Das folgende Gedicht stammt aus den 60er Jahren, als ich gemeinsam mit anderen jungen Autoren das STUDIO 66 betrieb, das selbst-hektografierte Broschüren verbreitete und Lesungen veranstaltete, immerhin im Extrazimmer des renommierten Café Landtmann. Der vornehme Rahmen konnte aber nicht über den Zorn hinwegtäuschen, den wir damals über die allgemeine politische Situation ebenso wie über unser individuelles Geschick empfanden und den ich heute mehr denn je nachvollziehen kann: Schließlich ist die österreichische „Perestroika” längst wieder von einer allumfassenden gesellschaftlichen Agonie abgelöst worden.

I

es schneit auf revolutionen
die im sand verliefen
das naturgesetz ist wohlbehütet
einstein hat den alltag übersprungen
doch der eckstein ruht im nichts
der apotheker schüttelt silben
aus dem mörser, kennt das vorzeichen
nicht, der leere raum in den atomen
könnte töten, könnte lebend machen
könnte wissen
könnte sagen
könnte zeigen, könnte tauen, könnte regnen
könnte überschwemmen, könnte taufen
könnte seinen fächer öffnen
zwischen a und o

II

die brücke ist ein kreis
die enden des meßstabes
sind zusammengebogen, und die gerade
verliert der rechenkünstler
aus den augen, die unendlichkeit
ist blau zwischen grünen blättern
der kalender zeigt fast immer mittwoch
den tag der rache
an dem die stanzmaschine ihren bolzen
ins leere steckt
dort ist die zeile unterbrochen
dort ist der anfang des abstands vom abstand
von eden
das ewig scheinende nullte jahr
ein ungeheuer im netz
der koordinaten

III

kontokorrent
durchdringt noch manchmal manches
den asphaltgetränkten zeitungspanzer
gekreuzte federn, wachheit des kaffees

vor dem portal
mit roten veilchen zwischen den lippen
der underdog
so klein und so tot

nie vergessen trotz allem, trotz allem
nicht vergessen
nichts vergessen

bürger sind wir
alle, weiß wir alle ohne
erkennbaren unterschied
zum durchschnittsamerikaner

IV

wegwerfen, wegwerfen
alles wegwerfen, wegwerfen
alles alles wegwerfen, alles wegwerfen
kaufen, kaufen
alles kaufen, kaufen
alles alles kaufen, alles kaufen
und wieder
wegwerfen, alles wegwerfen
und wieder
kaufen, alles kaufen
und wieder
alles alles wegwerfen
alles wegwerfen
und weiter und weiter und weiter
und weiter

V

strahlenkranz
geliebte, an deinem schreibtisch
deinem klavier
schöne finger, die schönes tun
ein dach über mir
ein baum aus mir
eine wurzel für mich
dem die ankerkette riß, der ein kanonenboot war:
destillierter unsinn

angebot, neuauflage, bekämpfung
zerrissener tendenzen, erlösung
aus dem mystischen mitleid

erklärung, entwicklung, gewinn
möglichkeit, hintergrund
überschreiten der traumgrenze
programm, gedanke, voraussage, preis

lohn der armut
sonne
hitze

VI

mimosenwahn
auswärtige pegel, trümmer
wollen trümmer
glück ist für unglück spion
und vaterlandsverräter
ungewissheit, beispiel, zersetzung

bohren nagen beißen anschweben
mit bosheit
durchschweben der liebe mit bosheit trifft
keinen kern

(Aus der Mappe „Längst darüber hinweg”)

Auch dieses Gedicht wurde in den 60er Jahren geschrieben.
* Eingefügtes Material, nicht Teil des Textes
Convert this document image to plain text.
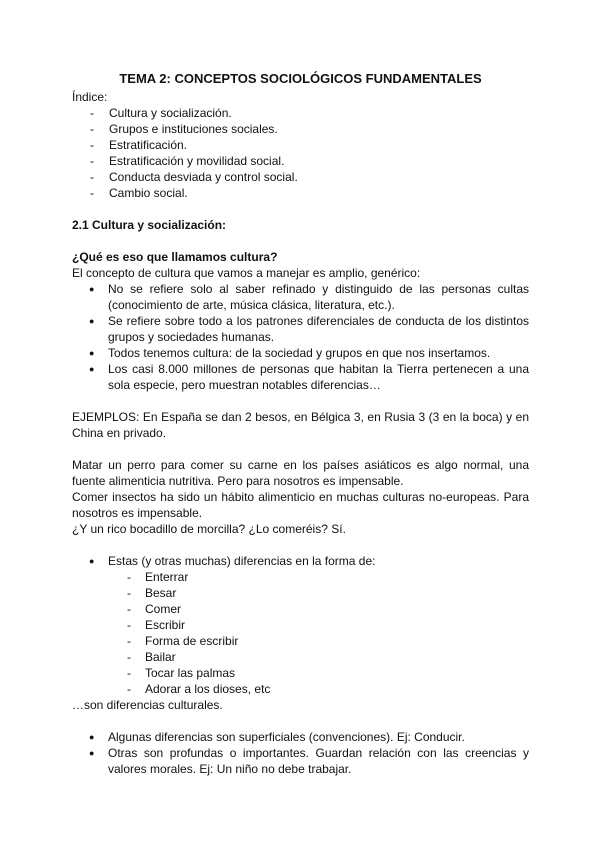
TEMA 2: CONCEPTOS SOCIOLÓGICOS FUNDAMENTALES

Índice:

- Cultura y socialización.
- Grupos e instituciones sociales.
- Estratificación.
- Estratificación y movilidad social.
- Conducta desviada y control social.
- Cambio social.

2.1 Cultura y socialización:

¿Qué es eso que llamamos cultura?

El concepto de cultura que vamos a manejar es amplio, genérico:

● No se refiere solo al saber refinado y distinguido de las personas cultas (conocimiento de arte, música clásica, literatura, etc.).
● Se refiere sobre todo a los patrones diferenciales de conducta de los distintos grupos y sociedades humanas.
● Todos tenemos cultura: de la sociedad y grupos en que nos insertamos.
● Los casi 8.000 millones de personas que habitan la Tierra pertenecen a una sola especie, pero muestran notables diferencias…

EJEMPLOS: En España se dan 2 besos, en Bélgica 3, en Rusia 3 (3 en la boca) y en China en privado.

Matar un perro para comer su carne en los países asiáticos es algo normal, una fuente alimenticia nutritiva. Pero para nosotros es impensable.

Comer insectos ha sido un hábito alimenticio en muchas culturas no-europeas. Para nosotros es impensable.

¿Y un rico bocadillo de morcilla? ¿Lo comeréis? Sí.

● Estas (y otras muchas) diferencias en la forma de:
- Enterrar
- Besar
- Comer
- Escribir
- Forma de escribir
- Bailar
- Tocar las palmas
- Adorar a los dioses, etc

…son diferencias culturales.

● Algunas diferencias son superficiales (convenciones). Ej: Conducir.
● Otras son profundas o importantes. Guardan relación con las creencias y valores morales. Ej: Un niño no debe trabajar.
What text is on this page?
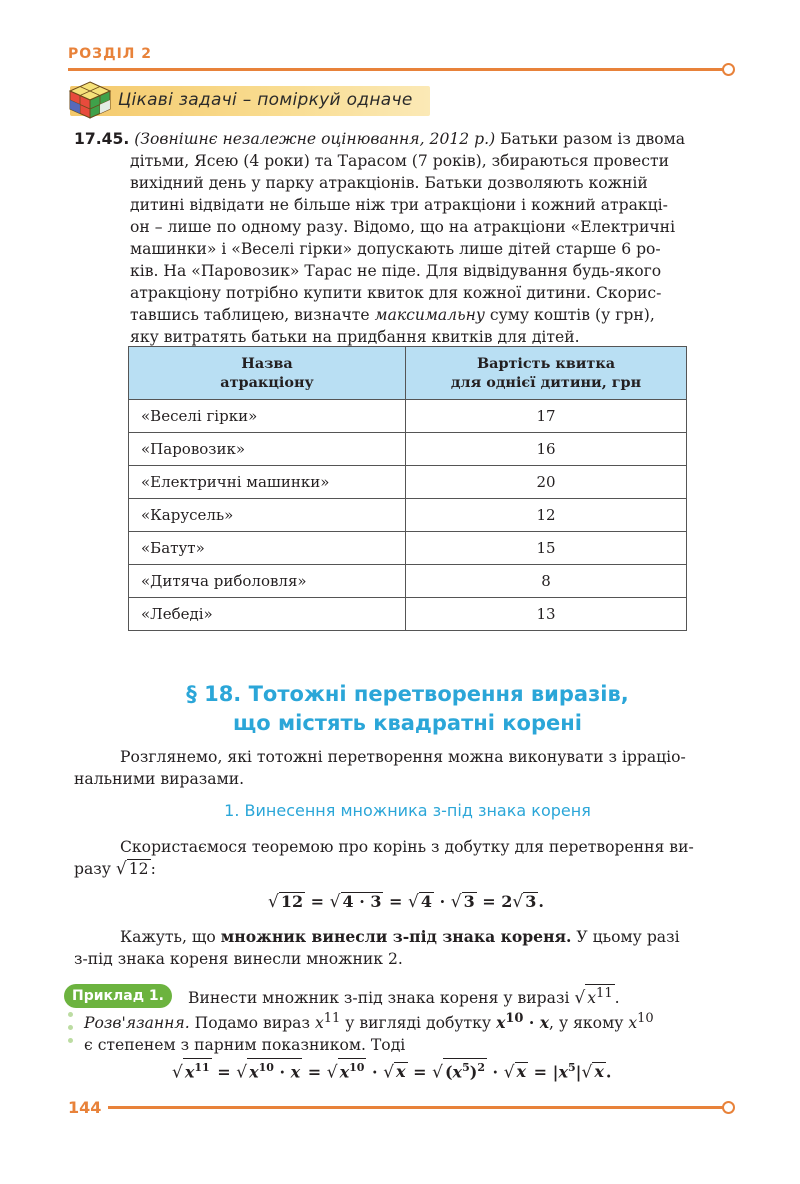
РОЗДІЛ 2
Цікаві задачі – поміркуй одначе
17.45. (Зовнішнє незалежне оцінювання, 2012 р.) Батьки разом із двома
дітьми, Ясею (4 роки) та Тарасом (7 років), збираються провести
вихідний день у парку атракціонів. Батьки дозволяють кожній
дитині відвідати не більше ніж три атракціони і кожний атракці-
он – лише по одному разу. Відомо, що на атракціони «Електричні
машинки» і «Веселі гірки» допускають лише дітей старше 6 ро-
ків. На «Паровозик» Тарас не піде. Для відвідування будь-якого
атракціону потрібно купити квиток для кожної дитини. Скорис-
тавшись таблицею, визначте максимальну суму коштів (у грн),
яку витратять батьки на придбання квитків для дітей.
Назва
атракціону	Вартість квитка
для однієї дитини, грн
«Веселі гірки»	17
«Паровозик»	16
«Електричні машинки»	20
«Карусель»	12
«Батут»	15
«Дитяча риболовля»	8
«Лебеді»	13
§ 18. Тотожні перетворення виразів,
що містять квадратні корені
Розглянемо, які тотожні перетворення можна виконувати з ірраціо-
нальними виразами.
1. Винесення множника з-під знака кореня
Скористаємося теоремою про корінь з добутку для перетворення ви-
разу √ 12 :
√ 12 = √ 4 · 3 = √ 4 · √ 3 = 2√ 3 .
Кажуть, що множник винесли з-під знака кореня. У цьому разі
з-під знака кореня винесли множник 2.
Приклад 1.	Винести множник з-під знака кореня у виразі √ $x^{11}$ .
Розв'язання. Подамо вираз $x^{11}$ у вигляді добутку $x^{10} \cdot x$, у якому $x^{10}$
є степенем з парним показником. Тоді
√ $x^{11}$ = √ $x^{10} \cdot x$ = √ $x^{10}$ · √ x = √ $(x^5)^2$ · √ $x = |x^5|√$ x .
144
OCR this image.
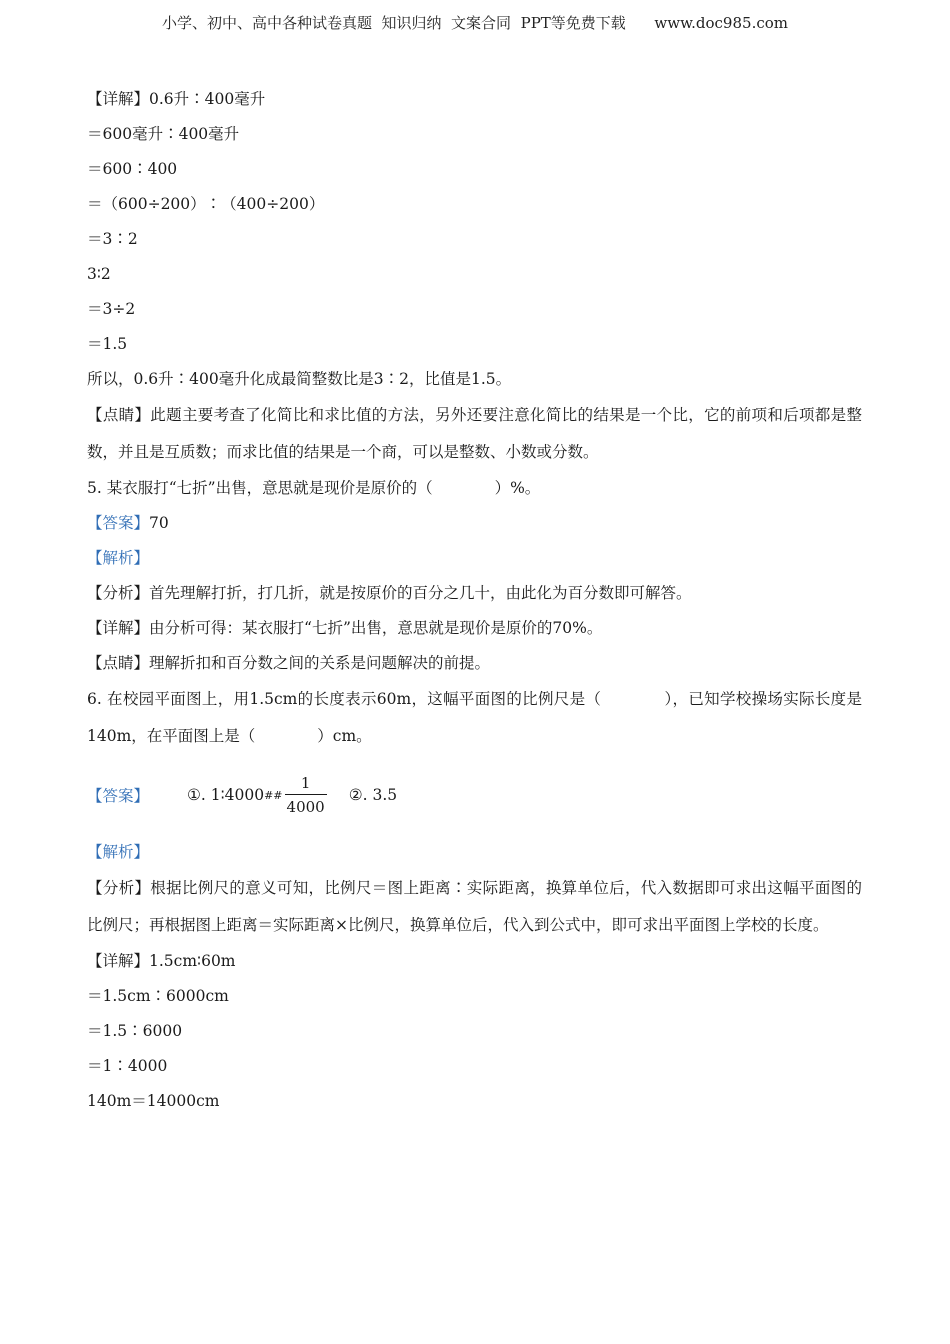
小学、初中、高中各种试卷真题  知识归纳  文案合同  PPT等免费下载      www.doc985.com
【详解】0.6升∶400毫升
＝600毫升∶400毫升
＝600∶400
＝（600÷200）∶（400÷200）
＝3∶2
3∶2
＝3÷2
＝1.5
所以，0.6升∶400毫升化成最简整数比是3∶2，比值是1.5。
【点睛】此题主要考查了化简比和求比值的方法，另外还要注意化简比的结果是一个比，它的前项和后项都是整数，并且是互质数；而求比值的结果是一个商，可以是整数、小数或分数。
5. 某衣服打“七折”出售，意思就是现价是原价的（　　　　）%。
【答案】70
【解析】
【分析】首先理解打折，打几折，就是按原价的百分之几十，由此化为百分数即可解答。
【详解】由分析可得：某衣服打“七折”出售，意思就是现价是原价的70%。
【点睛】理解折扣和百分数之间的关系是问题解决的前提。
6. 在校园平面图上，用1.5cm的长度表示60m，这幅平面图的比例尺是（　　　　），已知学校操场实际长度是140m，在平面图上是（　　　　）cm。
【答案】	①. 1∶4000 ## $\frac{1}{4000}$ ②. 3.5
【解析】
【分析】根据比例尺的意义可知，比例尺＝图上距离∶实际距离，换算单位后，代入数据即可求出这幅平面图的比例尺；再根据图上距离＝实际距离×比例尺，换算单位后，代入到公式中，即可求出平面图上学校的长度。
【详解】1.5cm∶60m
＝1.5cm∶6000cm
＝1.5∶6000
＝1∶4000
140m＝14000cm
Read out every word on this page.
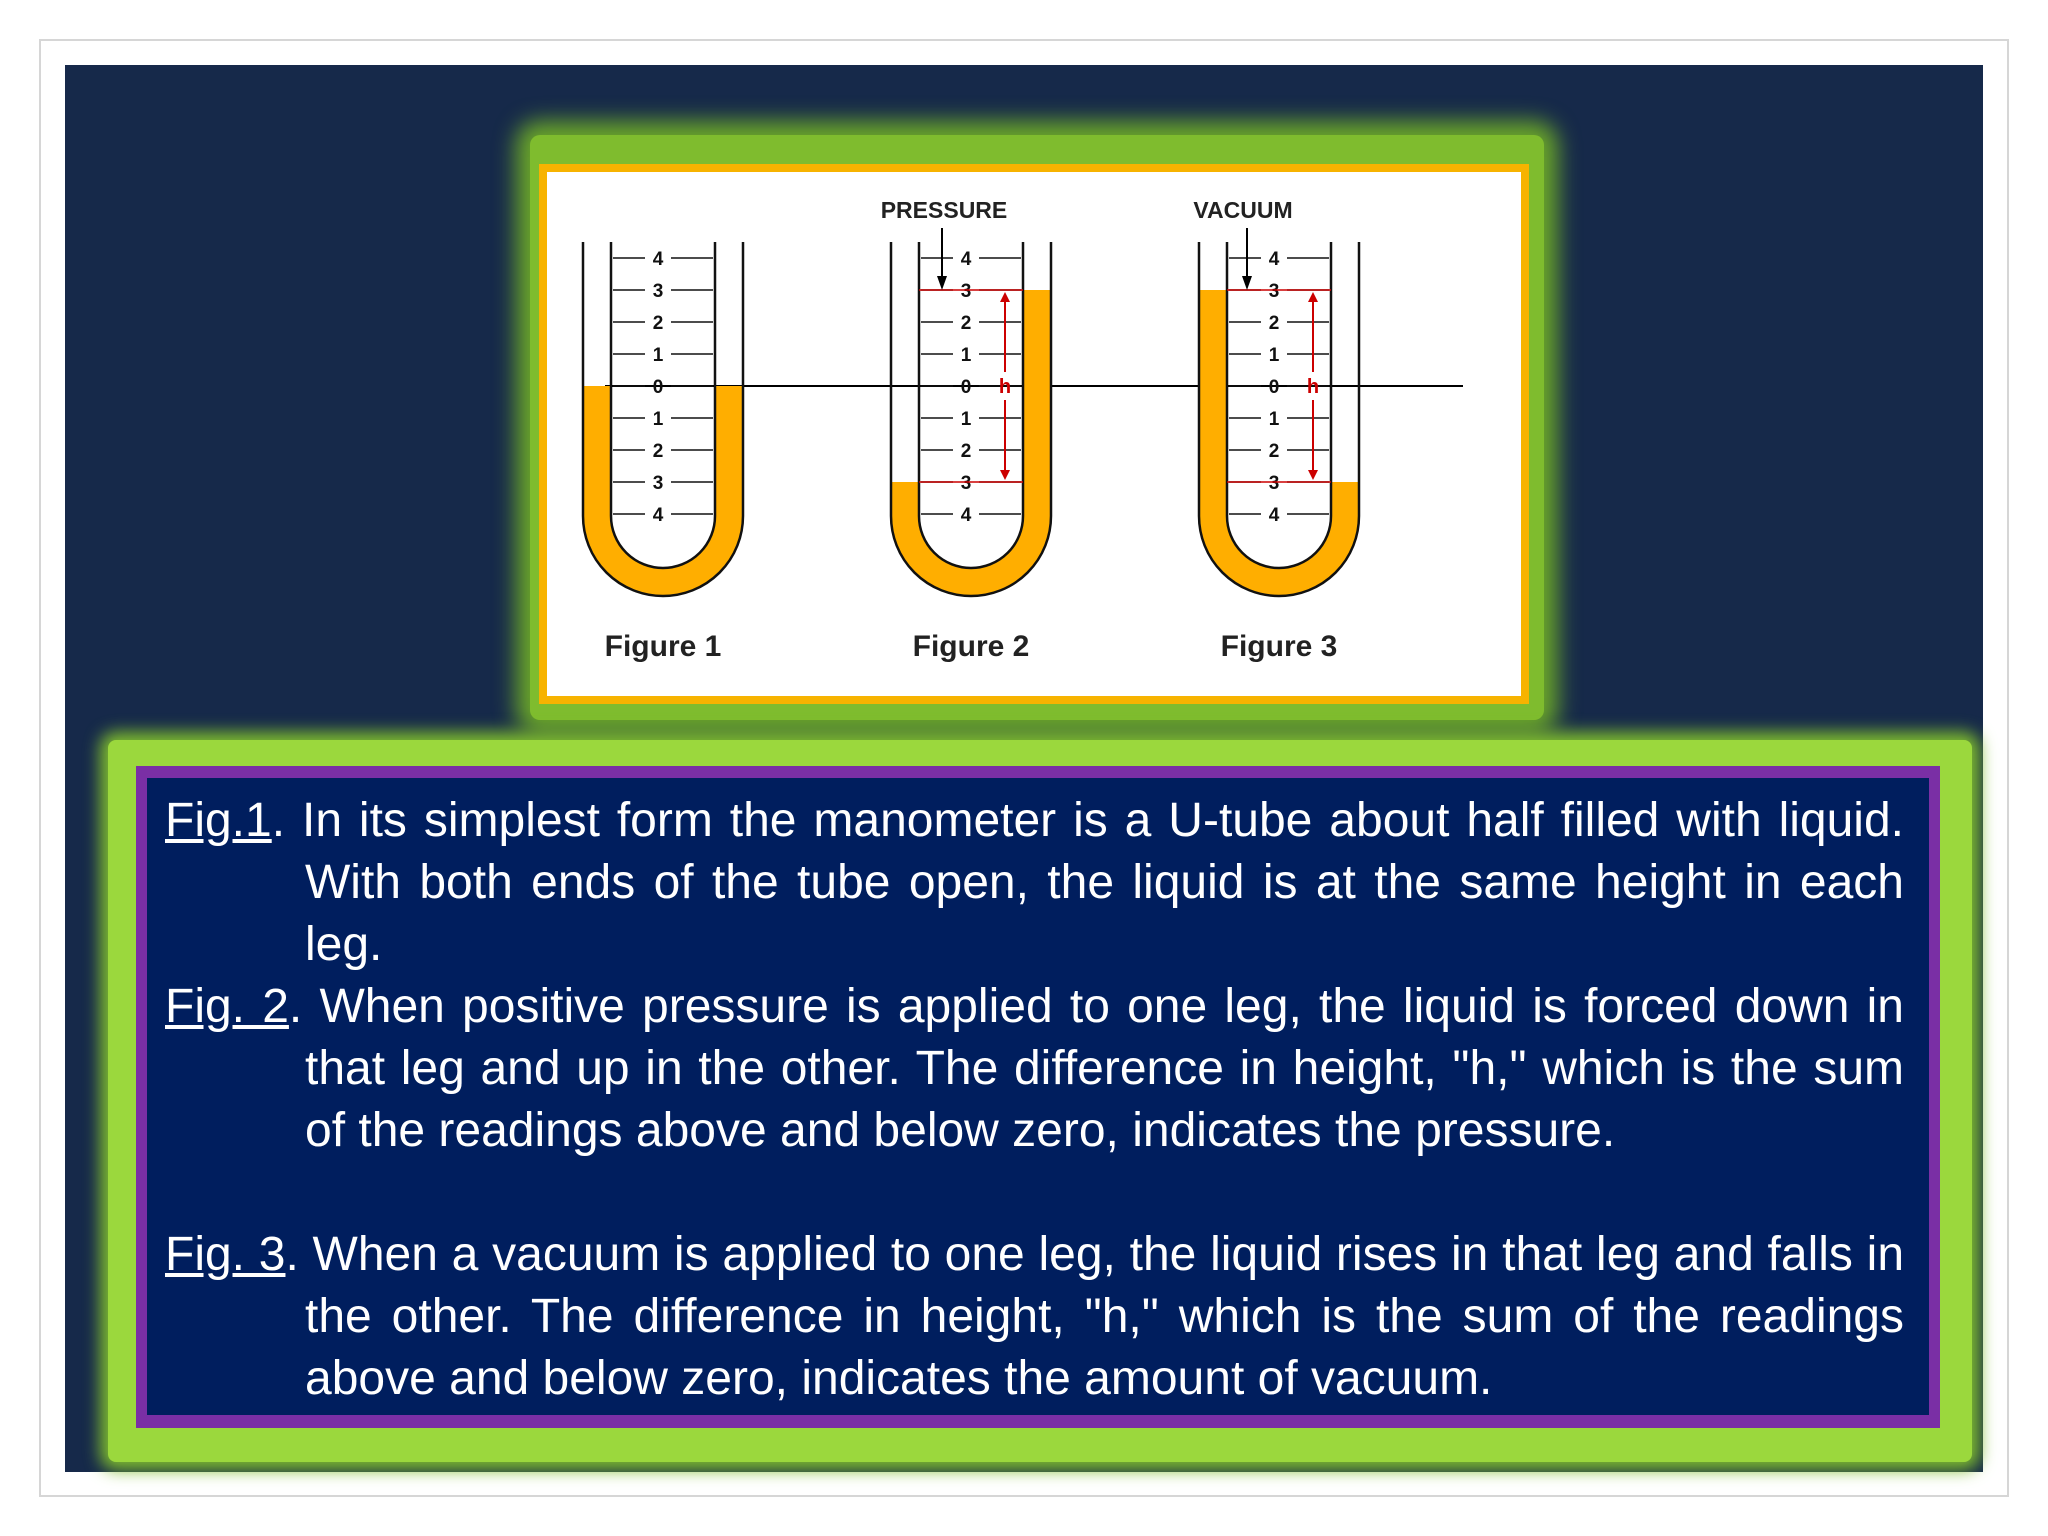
4
3
2
1
0
1
2
3
4
Figure 1
4
3
2
1
0
1
2
3
4
h
Figure 2
4
3
2
1
0
1
2
3
4
h
Figure 3
PRESSURE	VACUUM
Fig.1. In its simplest form the manometer is a U-tube about half filled with liquid. With both ends of the tube open, the liquid is at the same height in each leg.
Fig. 2. When positive pressure is applied to one leg, the liquid is forced down in that leg and up in the other. The difference in height, "h," which is the sum of the readings above and below zero, indicates the pressure.
Fig. 3. When a vacuum is applied to one leg, the liquid rises in that leg and falls in the other. The difference in height, "h," which is the sum of the readings above and below zero, indicates the amount of vacuum.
Dem Trend der Zeit folgend, schwammen wir auch ein wenig auf der Dialektwelle, deren Elaborate zwar heiter klangen, aber den ernsten Sinn hatten, die Alltagssprache zu dekonstruieren und damit ihren repressiven Charakter zu entlarven. Ich selbst ging dabei so vor, dass ich vorhandene Texte im Dialekt „nachdichtete”:

Fia mein lewendign bruada

Wiast jung woast, bruada, woast wia de sunn.
— leichd weida, du varuckta diamant —
Und heit host nua mea augn wia schwoaze lecha.
— leichd weida, du varuckta diamant —
Grod zwischn kindheid und eawochsnsei
hod di da eisane
stuam dawischd.
Wias olle lochn iwa di, du fremda
bleda schmee, auf den da dod woat –
— kumm, leichd weida —

Refrain
Seavas, bua, seavas in da maschin!
Wo woast’n? Is scho guad,
mia kennan uns scho aus:
Woast aufm weg zu uns mid a boa extraturn,
wäu a zeidlaung deaf a jeda glaum,
dass’s bei eam aundas sei wiad!
Owa jezd kumm eina:
Seavas, seavas in da maschin!

Wos ma ned griagn kau, woitast, woitst‘ in mond.
— leichd weida, du varuckta diamant —
Fua’d schottn in da nochd, do muasd di fiachdn.
— leichd weida, du varuckta diamant —
Dei schigsoi is auf di gfoin, gaunz aso
wia a blinds hendl aramoi a keandl findt.
Wias olle lochn, wäust du bütta in dia siechst,
a mola one foab und pinsl –
— kumm, leichd weida —

Refrain
Seavas, bua, seavas in da maschin!
Wos hosd’n dramd? Is guad,
mia wissn, wos des woa.
Hosd dramd am weg zu uns mid fantasie,
dasd schee und reich und gscheid sei wiasd,
dass’s bei dia aundas sei wiad!
Owa jezd kumm eina:
Seavas, seavas in da maschin!

(Aus der Mappe „20 schlenkara noch bekaunte vuabütta”)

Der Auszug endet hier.